Ma perchè tanta sfiducia nei confronti della Repubblica? Innanzitutto perchè «lo Stato è l’unico competitor che non sensibilizza l’opinione pubblica sulle proprie attività con campagne pubblicitarie», accusa Carcano. Il Vaticano, giusto per fare un paragone, solo nel 2013 ha investito 3,5 milioni di euro in spot sulla Rai. I valdesi si sono limitati a 30 mila euro di pubblicità. Lo Stato, invece, in 30 anni non si è mai dato alcuna pena di far conoscere agli italiani ciò che fa coi loro soldini, manifestando «un disinteresse che ha determinato, nel corso del tempo, la drastica riduzione dei contribuenti a suo favore».

Non solo. In anni di particolari vacche magre il governo non ha esitato a derubare se stesso, saccheggiando la propria quota 8×1000. Con la finanziaria 2004 Berlusconi si è appropriato di 80 milioni di euro, usando addirittura parte dei soldi per la missione militare in Iraq. Idem con la finanziaria 2005 (arraffati 86 milioni) e con la finanziaria 2008: Prodi aveva promesso la restituzione di 60 milioni, il Cavaliere se li è ripresi per coprire l’abolizione dell’Ici che gli aveva permesso di vincere le elezioni.

E avanti così. Nel 2010 il governo B. si è tenuto 7,5 milioni, nel 2011 addirittura 145 (ne ha usati 57 per l’adeguamento, il potenziamento e la messa a norma delle infrastrutture penitenziarie, e altri 64 per la flotta aerea antincendio della Protezione civile).  Nel 2013 Letta ha destinato agli scopi previsti dalla legge solo 404.771 euro: eppure «sulla base delle scelte dei contribuenti la quota dell’8 per 1000 di pertinenza statale risulta pari a 169.899.025 euro», spiegava un dossier del Servizio Studi di Montecitorio. E per il 2012? L’intera quota «è risultata interamente decurtata per effetto di successivi provvedimenti legislativi, per la gran parte legati ad esigenze di protezione civile».

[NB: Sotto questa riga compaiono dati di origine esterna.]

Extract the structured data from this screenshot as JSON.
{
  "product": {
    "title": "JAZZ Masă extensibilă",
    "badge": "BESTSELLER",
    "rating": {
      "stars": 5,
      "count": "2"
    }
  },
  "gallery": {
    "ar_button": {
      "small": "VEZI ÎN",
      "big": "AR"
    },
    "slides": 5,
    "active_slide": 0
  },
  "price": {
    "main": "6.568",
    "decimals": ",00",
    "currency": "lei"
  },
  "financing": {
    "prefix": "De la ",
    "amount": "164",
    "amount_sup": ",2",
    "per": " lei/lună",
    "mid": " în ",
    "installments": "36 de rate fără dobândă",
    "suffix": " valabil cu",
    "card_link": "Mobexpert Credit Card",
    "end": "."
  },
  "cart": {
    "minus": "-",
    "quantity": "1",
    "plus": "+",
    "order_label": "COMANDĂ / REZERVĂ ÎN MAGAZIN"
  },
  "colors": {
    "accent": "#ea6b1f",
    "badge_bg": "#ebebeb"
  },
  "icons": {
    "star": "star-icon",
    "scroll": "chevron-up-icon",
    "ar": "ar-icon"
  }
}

Insomma: tra guerre, carceri, copertura di promesse elettorali dell’ultim’ora, spese ordinarie di tutti i tipi da coprire, i contribuenti più laici, e più sensibili ai temi etici, non si sentono particolarmente motivati ad affidare al governo il loro 8 per mille. E la Corte dei conti gli dà ragione, censurando lo Stato su ogni fronte: «Mancanza di controllo sulla correttezza degli intermediari» (Caf et similia) in fase di scelta dei destinatario dell’ 8×1000, «carenza di controllo sui rendiconti» dei beneficiari, poca o nessuna trasparenza sul sito di Palazzo Chigi, «assenza di promozione e di pubblicità» sulle iniziative statali, «carenza degli impieghi e della pubblicizzazione dei risultati raggiunti», «completo disinteresse per la quota di propria competenza»…

Mettiamoci pure, oggi, il silenzio di tomba da Palazzo Chigi sulla ripartizione 2014. E il dubbio è servito: non è che anche stavolta c’è un altro saccheggio in arrivo?